Cuatro días antes de morir, a Cristian Ibazeta le clavaron 24 cuchillazos. Era testigo clave de una causa contra 27 policías del penal de Neuquén que en el 2004 detuvieron una manifestación de presos con una tortura general que duró tres días.
Cristian solía enojarse cuando los guardias lo maltrataban a él o agredían a sus compañeros. A veces era un plato de comida lo que le tiraban en la cara. A veces era una golpiza privada en las duchas. A veces era que a sus familiares los fastidiaban en la requisa. Él atravesaba las rejas con su voz de protesta y en más de una ocasión llevó los casos a la instancia judicial. Para aplacarlo, lo mandaban varios días al “buzón” -celda de castigo-, donde padecía hambre y frío, pero de nada servía. Nunca se callaba los abusos. El 25 de mayo, falleció en el hospital Castro Rendón a causa de los cortes bien planeados que alguien hizo en sus órganos vitales.
Le faltaba un mes para salir a la libertad. Estaba pagando una condena por robo en propiedad privada y había recorrido las cárceles de Ezeiza, Rawson y Chaco. Lo acompañaba la organización Zainuco, que promueve los derechos humanos en los penales, porque en el 2004 Cristian había participado en una protesta de presos contra los abusos de los guardias de la Unidad de Detención 11 de Neuquén. Él, en particular, había sido el iniciador de la manifestación. El hecho que terminó de hartarlo fue que a su mamá, con esclerosis múltiple, la obligaron a desnudarse en una requisa de domingo.
Entre el 24 y el 27 de abril de ese año, los guardias tomaron la revancha contra los presos y los torturaron día y noche. Los testimonios de lo que ocurrió les hicieron pagar cárcel a seis de los 27 policías involucrados. Los demás fueron llamados a juicio oral pero no fueron condenados. Muchos volvieron a los penales de Neuquén. Carlos Brondo, entonces jefe de seguridad, es hoy el director de servicio penitenciario de esa ciudad.
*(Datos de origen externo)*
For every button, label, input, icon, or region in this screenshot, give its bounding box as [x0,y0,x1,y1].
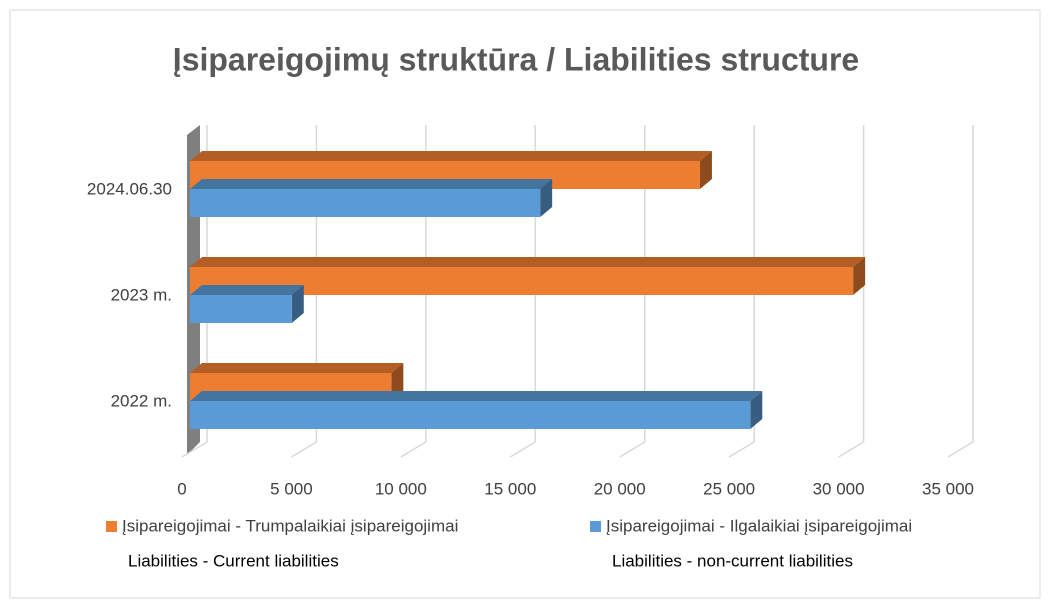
grid-line [509,125,537,458]
legend-swatch [590,521,601,532]
bar-face [750,391,763,429]
bar [190,285,304,323]
x-tick-label: 0 [177,479,186,498]
bar-face [190,179,553,189]
grid-line [619,125,646,458]
x-tick-label: 5 000 [270,479,313,498]
grid-line [728,125,755,458]
bar-face [190,295,292,323]
x-tick-label: 25 000 [703,479,755,498]
y-tick-label: 2024.06.30 [87,179,172,198]
bar-face [190,151,712,161]
y-tick-label: 2023 m. [111,285,172,304]
x-tick-label: 30 000 [813,479,865,498]
chart-title: Įsipareigojimų struktūra / Liabilities s… [173,41,859,77]
bar-face [190,363,404,373]
bar-face [291,285,304,323]
grid-line [838,125,865,458]
bar-face [190,285,304,295]
chart-border [9,9,1041,599]
x-tick-label: 20 000 [594,479,646,498]
legend-sublabel: Liabilities - Current liabilities [128,551,339,570]
bar-face [190,391,763,401]
bar-face [190,257,866,267]
bar-face [699,151,712,189]
bar [190,179,553,217]
x-tick-label: 10 000 [375,479,427,498]
grid-line [947,125,974,458]
bar-face [190,267,854,295]
bar [190,151,712,189]
bar-face [540,179,553,217]
legend-label: Įsipareigojimai - Trumpalaikiai įsiparei… [122,516,458,535]
bar [190,257,866,295]
grid-line [291,125,318,458]
x-tick-label: 15 000 [484,479,536,498]
bar-face [190,189,541,217]
legend-label: Įsipareigojimai - Ilgalaikiai įsipareigo… [606,516,912,535]
bar-face [853,257,866,295]
legend-sublabel: Liabilities - non-current liabilities [612,551,853,570]
grid-line [400,125,427,458]
legend-swatch [106,521,117,532]
bar-face [190,401,751,429]
x-tick-label: 35 000 [922,479,974,498]
y-tick-label: 2022 m. [111,391,172,410]
bar [190,391,763,429]
grid-line [181,125,208,458]
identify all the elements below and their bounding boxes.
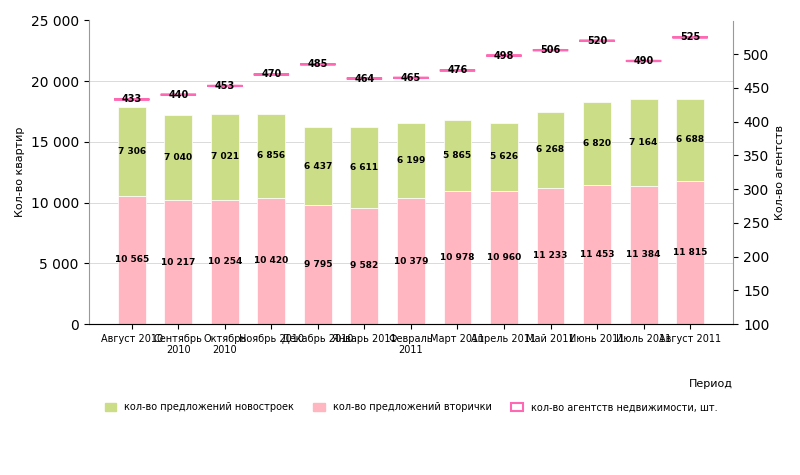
Text: 7 306: 7 306 [118, 147, 146, 156]
Bar [304, 205, 332, 324]
Text: 9 795: 9 795 [304, 260, 332, 269]
Text: 10 565: 10 565 [114, 256, 149, 265]
Text: 10 960: 10 960 [487, 253, 521, 262]
Bar [118, 107, 146, 196]
Text: 7 040: 7 040 [164, 153, 192, 162]
Text: 10 217: 10 217 [161, 257, 195, 266]
Text: 440: 440 [168, 90, 189, 100]
Bar [350, 208, 378, 324]
Bar [490, 191, 518, 324]
Text: 485: 485 [308, 59, 328, 69]
Text: 506: 506 [540, 45, 561, 55]
Text: 6 199: 6 199 [397, 156, 425, 165]
Bar [676, 99, 704, 180]
Y-axis label: Кол-во квартир: Кол-во квартир [15, 127, 25, 218]
Text: 11 453: 11 453 [580, 250, 614, 259]
Circle shape [114, 99, 150, 100]
Text: 6 611: 6 611 [350, 163, 378, 172]
Text: 11 233: 11 233 [534, 251, 568, 260]
Text: 6 688: 6 688 [676, 135, 704, 144]
Circle shape [440, 70, 475, 71]
Text: 433: 433 [122, 95, 142, 104]
Bar [304, 127, 332, 205]
Bar [397, 123, 425, 198]
Text: 470: 470 [262, 69, 282, 79]
Text: 464: 464 [354, 74, 374, 84]
Text: 7 164: 7 164 [630, 138, 658, 147]
Text: 10 978: 10 978 [440, 253, 474, 262]
Bar [164, 200, 192, 324]
Text: 520: 520 [587, 36, 607, 46]
Bar [164, 114, 192, 200]
Text: 11 815: 11 815 [673, 248, 707, 257]
Text: 5 865: 5 865 [443, 151, 471, 160]
Bar [211, 114, 238, 200]
Bar [350, 127, 378, 208]
Text: 498: 498 [494, 50, 514, 61]
Text: 5 626: 5 626 [490, 152, 518, 162]
Bar [676, 180, 704, 324]
Circle shape [394, 77, 429, 78]
Y-axis label: Кол-во агентств: Кол-во агентств [775, 125, 785, 220]
Text: 9 582: 9 582 [350, 261, 378, 270]
Bar [490, 123, 518, 191]
Text: 490: 490 [634, 56, 654, 66]
Bar [397, 198, 425, 324]
Bar [258, 198, 286, 324]
Circle shape [346, 78, 382, 79]
Circle shape [673, 37, 708, 38]
Text: 6 856: 6 856 [258, 152, 286, 161]
Text: 10 420: 10 420 [254, 256, 289, 266]
Text: 525: 525 [680, 32, 700, 42]
Circle shape [579, 40, 614, 41]
Text: 10 254: 10 254 [208, 257, 242, 266]
Bar [211, 200, 238, 324]
Text: 465: 465 [401, 73, 421, 83]
Bar [583, 185, 611, 324]
Text: 476: 476 [447, 66, 467, 76]
Text: 11 384: 11 384 [626, 250, 661, 259]
Bar [537, 188, 565, 324]
Bar [443, 191, 471, 324]
Text: 453: 453 [214, 81, 235, 91]
Text: 10 379: 10 379 [394, 256, 428, 266]
Bar [258, 114, 286, 198]
Text: 6 268: 6 268 [537, 145, 565, 154]
Circle shape [300, 64, 335, 65]
Bar [443, 120, 471, 191]
Bar [118, 196, 146, 324]
Text: 7 021: 7 021 [210, 152, 239, 162]
Bar [537, 112, 565, 188]
Circle shape [254, 74, 289, 75]
Legend: кол-во предложений новостроек, кол-во предложений вторички, кол-во агентств недв: кол-во предложений новостроек, кол-во пр… [101, 399, 721, 417]
X-axis label: Период: Период [690, 379, 734, 389]
Bar [583, 102, 611, 185]
Text: 6 820: 6 820 [583, 139, 611, 148]
Bar [630, 186, 658, 324]
Text: 6 437: 6 437 [304, 162, 332, 171]
Circle shape [486, 55, 522, 56]
Bar [630, 99, 658, 186]
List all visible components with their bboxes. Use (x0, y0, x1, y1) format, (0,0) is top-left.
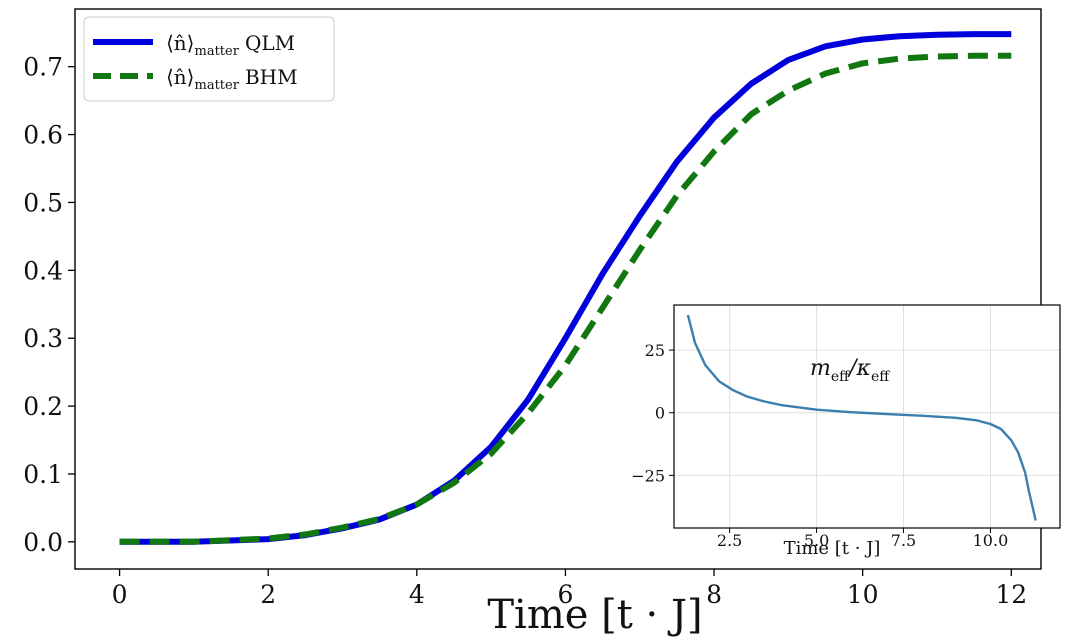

Los guardias Ricardo Luis Zarate y Walter Gustavo Crespo continúan en la U11 como personal de requisas.
Después de las denuncias por lo ocurrido, Cristian temió por su vida. Alguna vez les dijo a quienes lo visitaban que tal vez moriría en su propia celda, en un charco de sangre, como lo había visto tantas veces en sus años de presidio. Pero no era fácil que los de presos de “limpieza” llegaran hasta él. Ibazeta, de 30 años y con un hijo de 12, medía casi dos metros, era corpulento y tenía amigos dispuestos a defenderlo.
El lunes 21 de mayo lo cazaron dormido en la litera. Unas horas antes se había tomado unos mates con Angie Acosta y Gladys Rodríguez, miembros de Zainuco, que fueron a visitarlo. A ellas les había contado, pálido de rabia, que en la requisa de esa mañana un guardia le había destrozado las zapatillas. Era su último reclamo. No alcanzó a llegar a los oídos de la jueza Florencia Martínez, de la Cámara II, como él se los había pedido.
Ibazeta fue hallado malherido en su celda individual. La puerta estaba cerrada. Las autoridades de la U11 dijeron que había sido una pelea de presos. Murió el 25 en la mañana en una cama de hospital.